Version 25.5.07

All operations, at least before stopping digestion, are preferably done in a clean dust free environment (air clean workstation, clean room etc.).

1. Cut the gel band of interest. Do not cut a sharp thin pieces. The width of the gel piece should be ~1 mm or more.
Note: There is a common notion of cutting a gel piece as close to its staining borders, which is not helpful or even wrong. The resolving power of all common gels is not high. Proteins usually migrate as rather wide bands. Gel staining however, frequently reveals a “tip of an iceberg”, and not the real spacial distribution of a protein in the gel.

When dealing with entire gel lane, slice a gel lane onto ~10-40 1-, 2- or 3-mm pieces with a Mickle gel slicer or any suitable cutter. On a copy of a gel picture mark the beginning, the end, and some intermediate positions of the slicer blade for future cross-reference and a gel slicing calibration. Use tweezers with a thin flat tips to pick up the pieces and to chop them onto ~1×1x1 mm pieces. All manipulation with gel pieces can be easily performed using a clean white or black plate. After slicing and dicing the gel pieces, transfer them directly into the 1.6 ml tubes, which were labeled and pre-filled beforehand with a ~1.5 ml of a distaining solution. For example, for coomassie stain use 1/1 v/v of 50mM ammonium bicarbonate and MeOH.

2. Distain for necessary period of time in ~1.5 ml distain solution with agitation. For example, for 10-20 min with Zn-distain, if gel was stained with Zn-stain, or for 30min-3 hours in coommasie distain solution (freshly made 50 mM ammonim bicarbonate in 50% MeOH, if the gel was stained with a colloidal coommasie. All reagents are the highest purity available). After distaining, remove solution as completely as possible.

Optional:
Reduce and alkylate the proteins in the gel if needed at this point. Wash well the gel pieces after completion of the alkylation reaction.

3. Dehydrate the bands well. For this add 1ml of acetonitrile to all gel pieces and slightly agitate the vial for 10-15 min. All gel pieces should become very white color. Remove acetonitrile.

4. Dry the gel pieces in by leaving the tubes open. Optional: microwave for 1 min and let it dry.
Note: When the gel pieces become very dry, they have tendency to pop out of the tubes under the influence of static electricity that might be generated on the tubes after drying.

5. Dissolve well an aliquot of trypsin (2.5 ug) in 100 -200 uL of 50mM ammonium in a freshly made and filtered (0.45um filter) bicarbonate buffer, pH ~8. Add 5-10 ul of trypsin solution to gel pieces depending on an estimated volume of initial gel piece. Add just enough of trypsin solution to keep a gel piece slightly “thirsty” upon rehydration. Put the tubes on ice for 30-45 min ( to prevent self digestion of trypsin while gel rehydration)

6. After incubation on ice is finished, add ~10-20 ul of the same digestion buffer, but without trypsin.

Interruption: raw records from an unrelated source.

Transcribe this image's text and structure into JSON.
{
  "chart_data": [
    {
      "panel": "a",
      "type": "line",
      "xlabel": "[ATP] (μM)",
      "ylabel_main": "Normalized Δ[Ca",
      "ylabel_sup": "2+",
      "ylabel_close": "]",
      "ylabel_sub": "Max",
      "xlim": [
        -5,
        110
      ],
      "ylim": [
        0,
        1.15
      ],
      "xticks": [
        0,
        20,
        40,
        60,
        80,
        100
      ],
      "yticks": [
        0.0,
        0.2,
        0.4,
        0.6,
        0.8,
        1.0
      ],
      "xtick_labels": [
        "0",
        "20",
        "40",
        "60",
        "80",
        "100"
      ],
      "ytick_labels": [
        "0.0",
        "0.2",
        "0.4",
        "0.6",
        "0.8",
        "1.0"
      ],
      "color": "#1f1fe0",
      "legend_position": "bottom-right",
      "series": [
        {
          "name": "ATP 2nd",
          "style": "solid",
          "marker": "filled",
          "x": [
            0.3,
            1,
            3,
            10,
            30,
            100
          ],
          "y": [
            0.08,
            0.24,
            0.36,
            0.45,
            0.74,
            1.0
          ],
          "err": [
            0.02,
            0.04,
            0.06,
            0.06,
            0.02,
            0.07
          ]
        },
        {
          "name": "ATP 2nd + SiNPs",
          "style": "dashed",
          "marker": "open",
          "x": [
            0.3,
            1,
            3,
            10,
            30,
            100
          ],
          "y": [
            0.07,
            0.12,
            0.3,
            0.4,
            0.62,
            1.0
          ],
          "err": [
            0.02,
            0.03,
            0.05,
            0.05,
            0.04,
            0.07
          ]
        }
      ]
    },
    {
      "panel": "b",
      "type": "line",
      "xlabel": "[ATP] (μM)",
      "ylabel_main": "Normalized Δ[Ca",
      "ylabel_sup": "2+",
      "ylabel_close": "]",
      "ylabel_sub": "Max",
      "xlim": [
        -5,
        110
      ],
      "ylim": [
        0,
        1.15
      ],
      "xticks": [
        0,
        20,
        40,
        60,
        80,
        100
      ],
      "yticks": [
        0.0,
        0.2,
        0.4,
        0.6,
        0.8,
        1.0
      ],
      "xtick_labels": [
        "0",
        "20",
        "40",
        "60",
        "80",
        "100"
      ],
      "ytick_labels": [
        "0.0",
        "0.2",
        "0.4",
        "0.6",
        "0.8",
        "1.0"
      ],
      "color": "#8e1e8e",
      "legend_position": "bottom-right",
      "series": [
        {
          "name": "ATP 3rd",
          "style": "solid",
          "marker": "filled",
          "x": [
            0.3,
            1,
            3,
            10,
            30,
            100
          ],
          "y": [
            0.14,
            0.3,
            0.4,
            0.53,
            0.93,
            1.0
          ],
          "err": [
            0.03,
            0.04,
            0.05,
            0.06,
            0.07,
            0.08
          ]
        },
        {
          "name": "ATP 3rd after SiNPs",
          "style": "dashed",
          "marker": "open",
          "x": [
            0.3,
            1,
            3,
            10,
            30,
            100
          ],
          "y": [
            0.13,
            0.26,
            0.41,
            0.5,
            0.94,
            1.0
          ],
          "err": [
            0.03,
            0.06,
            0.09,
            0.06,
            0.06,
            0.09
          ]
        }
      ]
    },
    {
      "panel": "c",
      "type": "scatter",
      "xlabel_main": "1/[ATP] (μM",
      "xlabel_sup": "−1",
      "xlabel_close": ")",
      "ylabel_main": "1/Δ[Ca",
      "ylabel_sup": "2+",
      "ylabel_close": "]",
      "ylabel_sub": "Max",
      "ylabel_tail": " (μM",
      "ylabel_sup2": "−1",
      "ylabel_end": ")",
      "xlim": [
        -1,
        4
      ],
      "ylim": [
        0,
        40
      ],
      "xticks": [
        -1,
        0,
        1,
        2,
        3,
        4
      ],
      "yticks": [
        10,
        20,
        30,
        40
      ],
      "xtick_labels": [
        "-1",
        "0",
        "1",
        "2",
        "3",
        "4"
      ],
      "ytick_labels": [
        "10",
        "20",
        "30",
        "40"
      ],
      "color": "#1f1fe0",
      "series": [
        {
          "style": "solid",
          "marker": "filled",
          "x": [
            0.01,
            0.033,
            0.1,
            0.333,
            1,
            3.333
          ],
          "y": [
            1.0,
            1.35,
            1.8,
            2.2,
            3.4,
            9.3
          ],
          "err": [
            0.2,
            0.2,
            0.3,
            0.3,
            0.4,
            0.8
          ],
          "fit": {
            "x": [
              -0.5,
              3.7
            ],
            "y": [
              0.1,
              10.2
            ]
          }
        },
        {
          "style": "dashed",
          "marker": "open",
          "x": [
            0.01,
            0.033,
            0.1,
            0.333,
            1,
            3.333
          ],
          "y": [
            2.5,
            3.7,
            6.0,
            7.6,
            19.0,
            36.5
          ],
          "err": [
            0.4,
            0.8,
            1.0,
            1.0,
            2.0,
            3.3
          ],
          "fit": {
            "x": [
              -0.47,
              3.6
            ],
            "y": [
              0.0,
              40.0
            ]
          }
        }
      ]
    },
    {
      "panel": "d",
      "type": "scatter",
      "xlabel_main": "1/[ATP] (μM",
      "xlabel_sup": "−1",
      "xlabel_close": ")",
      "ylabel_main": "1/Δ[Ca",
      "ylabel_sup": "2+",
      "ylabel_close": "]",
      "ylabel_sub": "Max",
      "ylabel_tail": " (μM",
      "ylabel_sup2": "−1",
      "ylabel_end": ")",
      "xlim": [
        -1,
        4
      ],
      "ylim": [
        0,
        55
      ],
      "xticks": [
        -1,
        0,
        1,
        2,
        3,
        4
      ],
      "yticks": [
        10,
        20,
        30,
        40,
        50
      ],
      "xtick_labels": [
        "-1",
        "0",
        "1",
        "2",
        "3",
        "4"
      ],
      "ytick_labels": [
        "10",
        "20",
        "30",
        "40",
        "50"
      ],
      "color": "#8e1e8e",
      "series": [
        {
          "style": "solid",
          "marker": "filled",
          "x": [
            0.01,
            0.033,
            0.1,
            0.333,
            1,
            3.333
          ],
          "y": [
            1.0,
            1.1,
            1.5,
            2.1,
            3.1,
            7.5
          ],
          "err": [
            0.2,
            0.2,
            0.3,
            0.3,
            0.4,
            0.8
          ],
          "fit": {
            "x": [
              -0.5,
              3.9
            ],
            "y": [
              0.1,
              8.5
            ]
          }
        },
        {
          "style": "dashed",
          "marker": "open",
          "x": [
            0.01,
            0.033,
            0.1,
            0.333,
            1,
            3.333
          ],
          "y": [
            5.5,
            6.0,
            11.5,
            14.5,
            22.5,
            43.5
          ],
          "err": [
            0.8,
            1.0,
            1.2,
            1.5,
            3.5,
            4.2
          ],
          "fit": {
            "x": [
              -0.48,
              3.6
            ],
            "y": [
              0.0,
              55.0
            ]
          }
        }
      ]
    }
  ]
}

7. Digest for 3-12 hours at 37 C.

8. Stop digestion and extract peptides by addition of 30-40 uL 7% formic acid/ 0.1% TFA in water. Also add ~1-2 ul of Porous 50 beads from a stock kept in methanol (beads/MeOH = ~1/5, v/v). The hydrophobic beads will act like a pump absorbing all peptides that diffuse out of the gel pieces.
Note: Amount of beads added should later create ~100-400 nL volume of bead column in the tip of a Gelloader tip or a Zip tip.
Gently shake the pieces of gel in the presence of beads for 3-12 hours in a medium speed shaker. For longer extraction times, ~ 4-12 h, should be done at 4C, to minimize hydrolysis of -D-P- bonds.

9. After extraction step, collect the beads in the bigger gel loader pipette trying to avoid any small gel pieces. By doing so, press the tip against the bottom of the vial and shake from side to side. While collecting aspirate several times to elute any beads that could stack to the pieces of gel or the walls of the vial. Transfer the collected beds into the Gelloader pipette the tip with a frit made from C8 membrane (3M). Collect the beads by gentle pushing the liquid and create a C18 column at the end of the tip. When processing many gel pieces use a centriguge designed to accommodate 30 GelLoader pipette columns on the flat rotor.
10. Wash the column with 5-20 uL of 0.1% TFA.

11. Elute with matrix solution of DHB dissolved in 60% methanol, 1-2% acetic acid.
If using 4hcca as a matrix, elute peptides with a solution with high content of organic solvent (60-70%+0.1% TFA or 2% acetic acid) directly to the target and then add the 4hcca matrix.

12. In case of using 4hcca as matrix, wash the final spot 2 times with 5-7 ul drops of 10% MeOH/0.1% TFA solution. Leave a droplet for 10-30 sec and remove the liquid by suction from a vacuum line.